Vortrag aus Archiv

Variance-Based Extragradient Methods with Line Search for Stochastic Variational Inequalities

04.11.2019 16:45 - 17:45

In this paper, we propose dynamic sampled stochastic approximated (DS-SA) extragradient methods for stochastic variational inequalities (SVIs) that are robust with respect to an unknown Lipschitz constant $L$. We propose, to the best of our knowledge, the first provably convergent robust SA method with variance reduction, either for SVIs or stochastic optimization, assuming just an unbiased stochastic oracle within a large sample regime. This widens the applicability and improves, up to constants, the desired efficient acceleration of previous variance reduction methods, all of which still assume knowledge of $L$ (and, hence, are not robust against its estimate). Precisely, compared to the iteration and oracle complexities of $\mathcal{O}(\epsilon^{-2})$ of previous robust methods with a small stepsize policy, our robust method uses a DS-SA line search scheme obtaining the faster iteration complexity of $\mathcal{O}(\epsilon^{-1})$ with oracle complexity of $(\ln L)\mathcal{O}(d\epsilon^{-2})$ (up to log factors on $\epsilon^{-1}$) for a $d$-dimensional space. This matches, up to constants, the sample complexity of the sample average approximation estimator which does not assume additional problem information (such as $L$).

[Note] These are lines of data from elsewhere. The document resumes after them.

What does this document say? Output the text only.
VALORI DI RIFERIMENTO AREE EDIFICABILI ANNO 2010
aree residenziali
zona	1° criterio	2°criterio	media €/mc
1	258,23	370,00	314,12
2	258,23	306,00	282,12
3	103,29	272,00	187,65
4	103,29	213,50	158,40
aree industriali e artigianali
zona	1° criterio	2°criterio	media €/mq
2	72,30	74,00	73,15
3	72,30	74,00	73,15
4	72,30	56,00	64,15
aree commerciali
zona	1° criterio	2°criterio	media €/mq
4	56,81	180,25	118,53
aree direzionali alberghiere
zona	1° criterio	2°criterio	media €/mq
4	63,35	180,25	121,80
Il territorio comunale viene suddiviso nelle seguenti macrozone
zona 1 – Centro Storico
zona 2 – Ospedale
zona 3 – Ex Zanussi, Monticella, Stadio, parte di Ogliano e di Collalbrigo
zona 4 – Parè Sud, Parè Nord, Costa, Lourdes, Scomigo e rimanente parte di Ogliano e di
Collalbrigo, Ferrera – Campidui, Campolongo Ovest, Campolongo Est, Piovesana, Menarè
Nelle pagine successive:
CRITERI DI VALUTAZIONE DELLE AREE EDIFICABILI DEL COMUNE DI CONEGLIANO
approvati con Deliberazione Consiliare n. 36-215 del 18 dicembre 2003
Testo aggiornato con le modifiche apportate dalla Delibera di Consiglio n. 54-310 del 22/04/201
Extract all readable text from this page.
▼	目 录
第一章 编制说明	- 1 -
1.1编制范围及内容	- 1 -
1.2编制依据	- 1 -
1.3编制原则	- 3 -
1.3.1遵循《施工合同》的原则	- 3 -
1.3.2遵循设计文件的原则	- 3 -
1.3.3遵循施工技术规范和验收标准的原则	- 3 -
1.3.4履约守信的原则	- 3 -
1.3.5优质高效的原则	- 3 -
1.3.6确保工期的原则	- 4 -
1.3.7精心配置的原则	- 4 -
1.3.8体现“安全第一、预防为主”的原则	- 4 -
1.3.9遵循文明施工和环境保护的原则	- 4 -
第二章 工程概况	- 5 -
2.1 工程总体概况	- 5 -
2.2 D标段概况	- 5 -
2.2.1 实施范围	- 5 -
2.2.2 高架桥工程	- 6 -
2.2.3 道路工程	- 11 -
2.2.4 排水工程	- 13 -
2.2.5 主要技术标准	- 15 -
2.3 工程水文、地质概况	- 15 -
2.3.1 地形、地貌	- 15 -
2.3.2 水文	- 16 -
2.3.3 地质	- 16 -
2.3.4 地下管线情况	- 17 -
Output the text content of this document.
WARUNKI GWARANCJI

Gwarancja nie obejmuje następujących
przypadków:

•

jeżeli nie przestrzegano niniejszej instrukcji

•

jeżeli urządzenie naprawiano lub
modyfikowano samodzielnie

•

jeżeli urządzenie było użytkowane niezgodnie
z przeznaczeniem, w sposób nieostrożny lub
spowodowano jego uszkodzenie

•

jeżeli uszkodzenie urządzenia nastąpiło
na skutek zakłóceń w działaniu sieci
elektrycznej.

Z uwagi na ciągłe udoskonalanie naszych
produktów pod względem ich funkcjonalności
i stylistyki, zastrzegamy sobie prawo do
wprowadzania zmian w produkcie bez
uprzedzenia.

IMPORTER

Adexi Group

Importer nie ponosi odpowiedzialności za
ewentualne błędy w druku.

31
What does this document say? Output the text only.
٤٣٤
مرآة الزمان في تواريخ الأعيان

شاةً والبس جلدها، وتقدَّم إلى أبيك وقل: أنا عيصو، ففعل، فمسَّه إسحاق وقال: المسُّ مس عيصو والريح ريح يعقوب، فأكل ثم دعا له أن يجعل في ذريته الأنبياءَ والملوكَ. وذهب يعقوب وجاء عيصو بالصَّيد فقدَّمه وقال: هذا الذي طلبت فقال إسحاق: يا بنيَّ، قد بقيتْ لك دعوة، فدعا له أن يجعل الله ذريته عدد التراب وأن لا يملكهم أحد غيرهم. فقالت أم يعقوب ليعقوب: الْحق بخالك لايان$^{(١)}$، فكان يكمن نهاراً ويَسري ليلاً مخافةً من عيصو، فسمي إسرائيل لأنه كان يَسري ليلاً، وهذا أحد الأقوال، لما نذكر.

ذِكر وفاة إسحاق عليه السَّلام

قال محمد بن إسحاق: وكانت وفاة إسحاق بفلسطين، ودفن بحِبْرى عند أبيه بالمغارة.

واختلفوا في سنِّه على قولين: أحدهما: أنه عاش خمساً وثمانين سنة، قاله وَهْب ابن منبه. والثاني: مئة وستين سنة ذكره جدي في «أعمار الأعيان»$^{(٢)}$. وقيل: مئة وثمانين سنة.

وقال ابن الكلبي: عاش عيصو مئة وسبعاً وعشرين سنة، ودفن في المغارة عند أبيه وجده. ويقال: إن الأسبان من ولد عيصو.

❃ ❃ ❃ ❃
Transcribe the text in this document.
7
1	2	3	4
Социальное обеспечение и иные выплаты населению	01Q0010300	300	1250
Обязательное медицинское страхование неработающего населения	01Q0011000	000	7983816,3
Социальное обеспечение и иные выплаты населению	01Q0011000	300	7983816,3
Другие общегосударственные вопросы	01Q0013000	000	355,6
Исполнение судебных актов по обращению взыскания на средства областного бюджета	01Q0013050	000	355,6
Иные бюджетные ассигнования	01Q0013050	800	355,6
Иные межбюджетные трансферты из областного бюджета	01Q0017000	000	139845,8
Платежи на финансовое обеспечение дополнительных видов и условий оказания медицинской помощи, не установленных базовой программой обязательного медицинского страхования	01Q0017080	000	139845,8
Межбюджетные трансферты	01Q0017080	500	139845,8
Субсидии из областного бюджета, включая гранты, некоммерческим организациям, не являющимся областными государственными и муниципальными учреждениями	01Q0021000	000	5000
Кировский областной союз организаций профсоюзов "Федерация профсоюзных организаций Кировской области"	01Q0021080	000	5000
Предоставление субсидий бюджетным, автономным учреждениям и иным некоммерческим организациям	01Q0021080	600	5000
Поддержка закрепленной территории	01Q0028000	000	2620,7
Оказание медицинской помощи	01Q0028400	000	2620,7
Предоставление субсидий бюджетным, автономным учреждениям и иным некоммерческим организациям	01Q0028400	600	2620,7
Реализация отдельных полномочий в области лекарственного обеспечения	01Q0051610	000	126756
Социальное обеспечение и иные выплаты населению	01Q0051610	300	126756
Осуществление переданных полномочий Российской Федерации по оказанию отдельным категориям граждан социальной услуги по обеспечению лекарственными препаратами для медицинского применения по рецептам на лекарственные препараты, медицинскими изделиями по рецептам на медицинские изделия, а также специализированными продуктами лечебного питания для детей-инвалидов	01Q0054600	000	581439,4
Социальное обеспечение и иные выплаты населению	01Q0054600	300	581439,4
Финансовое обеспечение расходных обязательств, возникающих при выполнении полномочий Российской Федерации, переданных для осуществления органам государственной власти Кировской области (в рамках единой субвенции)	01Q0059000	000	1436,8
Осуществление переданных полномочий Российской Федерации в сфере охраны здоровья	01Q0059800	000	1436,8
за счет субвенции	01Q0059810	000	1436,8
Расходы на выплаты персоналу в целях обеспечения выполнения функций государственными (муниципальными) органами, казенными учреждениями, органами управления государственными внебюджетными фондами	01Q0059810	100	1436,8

Differently from previous robust methods for ill-conditioned problems, we allow an unbounded feasible set and an oracle with multiplicative noise (MN) whose variance is not necessarily uniformly bounded. These properties are appreciated in our complexity estimates which depend only on $L$ and local variances or fourth moments at solutions. The robustness and variance reduction properties of our DS-SA line search scheme come at the expense of nonmartingale-like dependencies (NMDs) due to the needed inner statistical estimation of a lower bound for $L$. In order to handle an NMD and an MN, our proofs rely on a novel iterative localization argument based on empirical process theory.